ABANDONED AT BIRTH Paints Vivid Portrait of the Detachment and Longing of an Adopted Child
(NewsUSA)
- It’s stunning to realize that only 10 states make birth records available to American-born adoptees and their biological parents. For adult adoptees born in the 20th century era of closed adoptions, this presents a painful obstacle to discovering their origins and ending the agonizing hunger to know their own identity.
Janet Sherlund poignantly captures this journey in her elegant and heart-wrenching memoir, ABANDONED AT BIRTH: Searching for the Arms That Once Held Me. Sherlund paints a vivid portrait of the detachment and longing of an adopted child and the lifelong quest to find her biological mother. It’s an unflinching examination of the grief and trauma caused by this primal separation and the dogged determination it takes to face the forces of opposition—both internal and external—to finally achieve answers.

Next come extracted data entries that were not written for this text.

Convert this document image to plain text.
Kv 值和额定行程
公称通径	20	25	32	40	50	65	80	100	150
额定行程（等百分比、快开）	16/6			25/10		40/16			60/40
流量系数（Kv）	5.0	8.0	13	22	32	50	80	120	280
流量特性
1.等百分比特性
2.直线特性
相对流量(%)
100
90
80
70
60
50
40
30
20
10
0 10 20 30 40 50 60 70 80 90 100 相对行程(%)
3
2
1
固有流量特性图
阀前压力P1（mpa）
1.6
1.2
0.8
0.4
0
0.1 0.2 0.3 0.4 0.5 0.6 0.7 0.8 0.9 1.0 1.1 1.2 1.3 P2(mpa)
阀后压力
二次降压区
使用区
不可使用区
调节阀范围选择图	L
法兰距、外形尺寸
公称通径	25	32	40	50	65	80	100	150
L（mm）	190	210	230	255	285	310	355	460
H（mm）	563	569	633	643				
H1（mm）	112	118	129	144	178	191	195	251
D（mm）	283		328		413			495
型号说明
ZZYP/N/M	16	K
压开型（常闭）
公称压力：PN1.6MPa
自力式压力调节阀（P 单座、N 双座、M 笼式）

ABANDONED AT BIRTH illuminates the darker side of adoption, and what it takes to heal. “I hope it starts conversations about the rights of those given away, loss and grief in adoption, the biology of belonging and identity, and why love is not always enough to extinguish the pain,” Sherlund says.
Like many adoptees of her generation, Sherlund was the offspring of teenaged parents. Her mother was forced to have her baby in secrecy. Sherlund would come to learn that her mother was unusual for her time. Not only did she not tell the father she was pregnant, she wanted nothing to do with her baby and never even looked at her newborn.

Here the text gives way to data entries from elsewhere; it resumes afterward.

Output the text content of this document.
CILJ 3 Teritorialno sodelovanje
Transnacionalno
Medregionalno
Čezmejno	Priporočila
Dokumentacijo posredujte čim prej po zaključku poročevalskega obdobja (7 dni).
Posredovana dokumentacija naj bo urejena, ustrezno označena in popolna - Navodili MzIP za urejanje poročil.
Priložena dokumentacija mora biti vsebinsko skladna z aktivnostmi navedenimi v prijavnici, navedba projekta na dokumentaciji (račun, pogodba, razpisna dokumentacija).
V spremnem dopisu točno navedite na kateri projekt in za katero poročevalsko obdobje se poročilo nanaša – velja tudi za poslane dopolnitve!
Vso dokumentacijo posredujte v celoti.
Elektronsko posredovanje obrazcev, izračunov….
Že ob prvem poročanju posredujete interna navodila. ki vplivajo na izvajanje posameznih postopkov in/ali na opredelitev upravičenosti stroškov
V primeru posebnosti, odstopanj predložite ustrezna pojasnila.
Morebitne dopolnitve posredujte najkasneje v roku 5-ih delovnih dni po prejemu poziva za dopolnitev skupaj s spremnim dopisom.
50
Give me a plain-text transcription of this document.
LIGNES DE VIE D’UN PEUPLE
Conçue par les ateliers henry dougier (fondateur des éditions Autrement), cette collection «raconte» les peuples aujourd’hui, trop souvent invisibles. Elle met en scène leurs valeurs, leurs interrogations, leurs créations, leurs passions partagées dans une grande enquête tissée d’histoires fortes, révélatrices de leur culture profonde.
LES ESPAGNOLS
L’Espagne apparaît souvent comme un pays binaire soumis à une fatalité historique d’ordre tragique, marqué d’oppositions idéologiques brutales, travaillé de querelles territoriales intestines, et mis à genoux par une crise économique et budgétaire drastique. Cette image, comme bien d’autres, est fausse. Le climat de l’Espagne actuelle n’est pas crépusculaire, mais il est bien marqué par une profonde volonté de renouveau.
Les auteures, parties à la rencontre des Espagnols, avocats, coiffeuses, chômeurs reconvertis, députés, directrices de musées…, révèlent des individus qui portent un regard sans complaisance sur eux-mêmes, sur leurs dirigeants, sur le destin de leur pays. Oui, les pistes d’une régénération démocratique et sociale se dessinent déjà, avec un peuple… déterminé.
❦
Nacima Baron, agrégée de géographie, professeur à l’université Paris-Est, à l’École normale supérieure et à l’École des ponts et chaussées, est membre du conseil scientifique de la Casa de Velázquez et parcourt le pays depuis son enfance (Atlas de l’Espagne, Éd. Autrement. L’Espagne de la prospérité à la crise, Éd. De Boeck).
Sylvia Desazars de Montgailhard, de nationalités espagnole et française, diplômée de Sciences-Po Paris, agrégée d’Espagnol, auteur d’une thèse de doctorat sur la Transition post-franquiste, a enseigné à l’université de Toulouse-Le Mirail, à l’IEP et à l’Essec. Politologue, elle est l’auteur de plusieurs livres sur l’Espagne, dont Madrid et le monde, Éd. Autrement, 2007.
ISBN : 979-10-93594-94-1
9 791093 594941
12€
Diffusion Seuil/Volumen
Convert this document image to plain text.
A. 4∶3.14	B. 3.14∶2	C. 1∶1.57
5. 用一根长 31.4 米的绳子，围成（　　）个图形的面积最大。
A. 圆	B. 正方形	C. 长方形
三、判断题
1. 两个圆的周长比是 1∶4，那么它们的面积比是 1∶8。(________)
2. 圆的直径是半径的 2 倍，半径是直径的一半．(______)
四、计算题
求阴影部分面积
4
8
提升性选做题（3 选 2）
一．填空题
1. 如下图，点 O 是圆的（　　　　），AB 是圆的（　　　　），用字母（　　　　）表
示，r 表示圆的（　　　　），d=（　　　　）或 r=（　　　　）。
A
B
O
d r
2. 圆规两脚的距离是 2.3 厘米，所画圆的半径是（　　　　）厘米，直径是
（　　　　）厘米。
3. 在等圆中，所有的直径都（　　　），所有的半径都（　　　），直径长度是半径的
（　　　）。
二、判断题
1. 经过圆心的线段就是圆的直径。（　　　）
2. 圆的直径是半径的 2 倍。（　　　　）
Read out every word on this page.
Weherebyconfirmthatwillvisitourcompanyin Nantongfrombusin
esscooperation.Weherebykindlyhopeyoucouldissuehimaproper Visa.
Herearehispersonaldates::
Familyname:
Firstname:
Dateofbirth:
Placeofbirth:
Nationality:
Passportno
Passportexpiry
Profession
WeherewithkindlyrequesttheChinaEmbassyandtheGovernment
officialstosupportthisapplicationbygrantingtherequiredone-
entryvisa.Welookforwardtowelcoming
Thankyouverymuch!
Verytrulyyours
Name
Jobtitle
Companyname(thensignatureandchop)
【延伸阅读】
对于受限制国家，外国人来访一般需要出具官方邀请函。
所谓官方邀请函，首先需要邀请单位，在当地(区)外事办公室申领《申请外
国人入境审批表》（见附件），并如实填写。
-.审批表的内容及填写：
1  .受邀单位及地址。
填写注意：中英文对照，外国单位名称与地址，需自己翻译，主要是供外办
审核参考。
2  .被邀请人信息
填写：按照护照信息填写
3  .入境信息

All Sherlund had to go on when she began her search was a false narrative written about her biological parents by the adoption agency. The twists and turns, setbacks and disappointments, and surprising familial connections finally achieved make ABANDONED AT BIRTH a page-turner of a memoir.

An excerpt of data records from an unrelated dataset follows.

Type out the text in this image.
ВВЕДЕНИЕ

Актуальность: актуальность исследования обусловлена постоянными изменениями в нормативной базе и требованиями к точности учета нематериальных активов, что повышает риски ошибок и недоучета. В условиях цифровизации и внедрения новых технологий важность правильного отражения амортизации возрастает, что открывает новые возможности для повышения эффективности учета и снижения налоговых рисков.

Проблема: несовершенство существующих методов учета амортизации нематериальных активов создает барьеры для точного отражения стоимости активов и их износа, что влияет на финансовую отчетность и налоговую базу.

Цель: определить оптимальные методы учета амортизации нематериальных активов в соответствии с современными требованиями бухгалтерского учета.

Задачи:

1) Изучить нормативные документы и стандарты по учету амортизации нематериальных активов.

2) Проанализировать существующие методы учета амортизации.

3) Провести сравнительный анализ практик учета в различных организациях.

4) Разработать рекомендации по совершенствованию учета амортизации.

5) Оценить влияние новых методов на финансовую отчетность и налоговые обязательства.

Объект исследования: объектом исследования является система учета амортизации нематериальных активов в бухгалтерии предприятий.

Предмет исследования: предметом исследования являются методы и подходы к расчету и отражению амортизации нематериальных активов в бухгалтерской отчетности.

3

For Sherlund, who raised her family and served on nonprofit boards in education, health and the cultural arts before writing her memoir, her single most significant life event was being given up for adoption at birth. Being adopted undermined her sense of trust and personal value and impacted every decision she made. Her memoir fulfills a lifelong dream of raising awareness about loss and grief in adoption, and why it takes more than love to survive that trauma.
Says Jenifer Eckert, founder of Boston Post Adoption Resources, “Janet's book is a gift to anyone touched by adoption or wonders what it is like to be adopted. Her personal story of search and reunion is beautifully and honestly told. Through Janet's journey we get an intimate understanding of what it is like to finally discover your identity after years of wondering and searching.”